Premiestijging schadeverzekering – ongeacht hoeveel – kan bij stilzwijgende verlenging
Geplaatst op
15 juni 2017In de categorie
OrganisatieIn september 2016 heeft de Geschillencommissie van Kifid in een klacht van Consument tegen Achmea Schadeverzekeringen N.V. geoordeeld dat een verzekeraar zijn verzekeringsproducten per contractvervaldatum aan mag passen zolang de aanpassingen beperkt zijn, bijvoorbeeld een premieverhoging van 10 procent. Verzekeraar heeft in hoger beroep principieel bezwaar gemaakt tegen het oordeel dat een premieverhoging van meer dan 10 procent uitdrukkelijk door de verzekerde moet worden aanvaard. De Commissie van Beroep van Kifid oordeelt in hoger beroep dat in het huidige systeem er voldoende evenwicht is in rechten en plichten van verzekeraar en verzekerde. Er is geen goede reden om onderscheid te maken tussen meer of minder ingrijpende wijzigingen. De Commissie van Beroep volgt de Verzekeraar in zijn bezwaren. Een premiestijging – ongeacht hoeveel – kan plaatsvinden bij stilzwijgende verlenging.

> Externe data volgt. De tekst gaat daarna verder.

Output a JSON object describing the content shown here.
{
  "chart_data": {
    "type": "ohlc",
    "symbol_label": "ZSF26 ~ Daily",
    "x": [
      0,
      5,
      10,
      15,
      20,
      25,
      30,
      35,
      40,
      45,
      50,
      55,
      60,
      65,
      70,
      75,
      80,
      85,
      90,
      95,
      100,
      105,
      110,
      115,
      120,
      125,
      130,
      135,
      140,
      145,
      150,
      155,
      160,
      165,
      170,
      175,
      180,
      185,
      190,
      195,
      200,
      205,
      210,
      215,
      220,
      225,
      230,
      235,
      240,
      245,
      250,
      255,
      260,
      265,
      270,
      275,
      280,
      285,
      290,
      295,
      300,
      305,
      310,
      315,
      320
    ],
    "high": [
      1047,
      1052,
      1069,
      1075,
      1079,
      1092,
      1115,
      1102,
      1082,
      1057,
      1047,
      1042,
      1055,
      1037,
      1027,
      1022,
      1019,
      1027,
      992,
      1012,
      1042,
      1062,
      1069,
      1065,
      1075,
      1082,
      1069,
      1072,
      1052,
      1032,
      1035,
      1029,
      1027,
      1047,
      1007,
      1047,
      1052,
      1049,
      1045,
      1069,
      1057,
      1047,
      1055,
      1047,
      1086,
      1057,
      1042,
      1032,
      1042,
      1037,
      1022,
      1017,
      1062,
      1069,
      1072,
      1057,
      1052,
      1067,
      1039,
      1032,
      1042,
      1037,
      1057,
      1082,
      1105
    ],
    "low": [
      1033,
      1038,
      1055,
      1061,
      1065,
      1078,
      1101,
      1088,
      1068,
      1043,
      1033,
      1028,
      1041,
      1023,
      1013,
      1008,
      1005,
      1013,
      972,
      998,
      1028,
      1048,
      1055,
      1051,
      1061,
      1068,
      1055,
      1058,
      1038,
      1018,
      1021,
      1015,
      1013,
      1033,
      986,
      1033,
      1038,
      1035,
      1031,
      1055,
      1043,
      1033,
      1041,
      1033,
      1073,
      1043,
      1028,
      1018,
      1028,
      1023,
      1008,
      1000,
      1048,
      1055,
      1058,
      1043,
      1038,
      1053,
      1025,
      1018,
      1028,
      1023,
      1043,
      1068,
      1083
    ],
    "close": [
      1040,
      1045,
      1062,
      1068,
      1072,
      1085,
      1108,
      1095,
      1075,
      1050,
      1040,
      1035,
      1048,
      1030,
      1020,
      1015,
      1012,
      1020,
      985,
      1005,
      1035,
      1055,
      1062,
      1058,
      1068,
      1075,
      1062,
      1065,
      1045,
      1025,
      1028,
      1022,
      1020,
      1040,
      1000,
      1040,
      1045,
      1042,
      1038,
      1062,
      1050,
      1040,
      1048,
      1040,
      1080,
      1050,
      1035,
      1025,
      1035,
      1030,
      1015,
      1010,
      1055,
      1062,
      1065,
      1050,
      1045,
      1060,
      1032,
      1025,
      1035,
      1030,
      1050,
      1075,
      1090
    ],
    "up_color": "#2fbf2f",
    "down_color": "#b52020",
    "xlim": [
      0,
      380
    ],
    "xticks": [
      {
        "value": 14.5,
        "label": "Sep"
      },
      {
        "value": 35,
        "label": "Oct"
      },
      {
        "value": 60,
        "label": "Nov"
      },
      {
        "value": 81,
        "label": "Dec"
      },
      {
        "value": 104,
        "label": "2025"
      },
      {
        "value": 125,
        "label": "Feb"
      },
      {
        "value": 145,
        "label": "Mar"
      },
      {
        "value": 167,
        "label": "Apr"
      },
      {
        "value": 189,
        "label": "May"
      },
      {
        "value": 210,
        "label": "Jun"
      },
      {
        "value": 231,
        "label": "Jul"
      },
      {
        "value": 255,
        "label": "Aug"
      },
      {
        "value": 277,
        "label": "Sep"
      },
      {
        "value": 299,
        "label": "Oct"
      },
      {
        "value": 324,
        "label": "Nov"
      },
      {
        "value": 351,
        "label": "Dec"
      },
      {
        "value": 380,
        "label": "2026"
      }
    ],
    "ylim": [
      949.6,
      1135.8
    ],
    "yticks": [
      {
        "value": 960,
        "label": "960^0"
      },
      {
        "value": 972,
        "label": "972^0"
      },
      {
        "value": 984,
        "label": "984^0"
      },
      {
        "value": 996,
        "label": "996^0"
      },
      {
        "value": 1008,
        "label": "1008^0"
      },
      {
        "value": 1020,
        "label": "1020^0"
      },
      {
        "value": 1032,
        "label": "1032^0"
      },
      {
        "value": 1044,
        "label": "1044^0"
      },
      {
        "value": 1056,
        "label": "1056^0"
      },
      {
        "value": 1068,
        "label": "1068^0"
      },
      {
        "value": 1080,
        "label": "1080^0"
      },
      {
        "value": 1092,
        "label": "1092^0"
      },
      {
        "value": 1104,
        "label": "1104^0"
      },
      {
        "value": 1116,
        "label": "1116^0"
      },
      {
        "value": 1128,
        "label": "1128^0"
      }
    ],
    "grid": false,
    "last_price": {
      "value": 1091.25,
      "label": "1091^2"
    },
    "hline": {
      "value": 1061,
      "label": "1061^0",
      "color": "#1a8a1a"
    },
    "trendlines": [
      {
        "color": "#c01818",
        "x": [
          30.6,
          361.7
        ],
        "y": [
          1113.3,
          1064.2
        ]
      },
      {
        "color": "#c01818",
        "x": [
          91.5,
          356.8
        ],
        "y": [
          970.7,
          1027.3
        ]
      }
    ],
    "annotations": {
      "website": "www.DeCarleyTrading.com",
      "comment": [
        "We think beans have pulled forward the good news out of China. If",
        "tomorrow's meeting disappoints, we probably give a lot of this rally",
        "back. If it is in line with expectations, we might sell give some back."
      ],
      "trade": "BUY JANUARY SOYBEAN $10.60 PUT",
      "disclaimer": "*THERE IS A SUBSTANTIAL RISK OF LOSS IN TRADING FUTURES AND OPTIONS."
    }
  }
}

De Commissie van Beroep heeft nadrukkelijk stilgestaan bij de vraag of er een onderscheid is te maken tussen meer of minder ingrijpende wijzigingen. In de verzekeringsovereenkomst is bepaald dat de verzekering na de overeengekomen duur stilzwijgend met telkens een jaar wordt verlengd. Daar staat tegenover dat wanneer de Verzekeraar de premie of voorwaarden wijzigt, de verzekerde de verzekeringsovereenkomst kan opzeggen. Na het eerste verzekeringsjaar kan de verzekerde op elk gewenst moment de verzekering opzeggen met inachtneming van een opzegtermijn van één maand. In haar overwegingen verwijst de Commissie van Beroep in dit kader ook naar de Gedragscode geïnformeerde verlenging en contractstermijn particuliere schade- en inkomensverzekeringen van het Verbond van Verzekeraars, die sinds 2010 in werking is.
Voldoende evenwicht
De Commissie van Beroep concludeert dat de bevoegdheid van de verzekeraar om op de verlengingsdatum de premie en de voorwaarden te wijzigen niet op zichzelf staat. Enerzijds staat daar tegenover de informatie- en motivatieplicht van de verzekeraar en anderzijds de bevoegdheid van de verzekerde (consument) om na het eerste verzekeringsjaar te allen tijde de verzekeringen te beëindigen. Daarmee zijn de wederzijdse rechten en plichten voldoende in evenwicht, oordeelt de Commissie van Beroep. De door de Geschillencommissie geformuleerde eis ‘dat een wijziging van de premie met meer dan 10 procent de uitdrukkelijke aanvaarding van de verzekerde behoeft’ vindt geen steun in het recht.
De Commissie van Beroep oordeelt dat in de voorliggende klacht de Consument tijdig en in duidelijke en eenvoudige bewoordingen door Achmea is geïnformeerd over de verlenging van het verzekeringspakket (woonhuis-, inboedel- en aansprakelijkheidsverzekering), de voorgenomen wijzigingen en de reden daarvan. Er is geen aanleiding om aan te nemen dat de premieverhoging naar maatstaven van redelijkheid en billijkheid onaanvaardbaar is. Achmea heeft de Consument tegelijkertijd voldoende gewezen op het recht van verzekerde om de verzekeringen op te zeggen. Gegeven het feit dat verzekerde de verzekeringen niet heeft opgezegd, zijn de gewijzigde premie en voorwaarden op de verlengingsdatum deel gaan uitmaken van de verzekeringsovereenkomst (bij stilzwijgende verlenging).
Uit de uitspraak van de Commissie van Beroep volgt dat Achmea met haar bezwaren in het gelijk wordt gesteld. Achmea Schadeverzekeringen heeft hoger beroep ingesteld alleen vanwege het principiële karakter van de uitspraak (2016-401) van de Geschillencommissie. Om die reden heeft de uitspraak 2017-021 van de Commissie van Beroep geen gevolgen voor de Consument.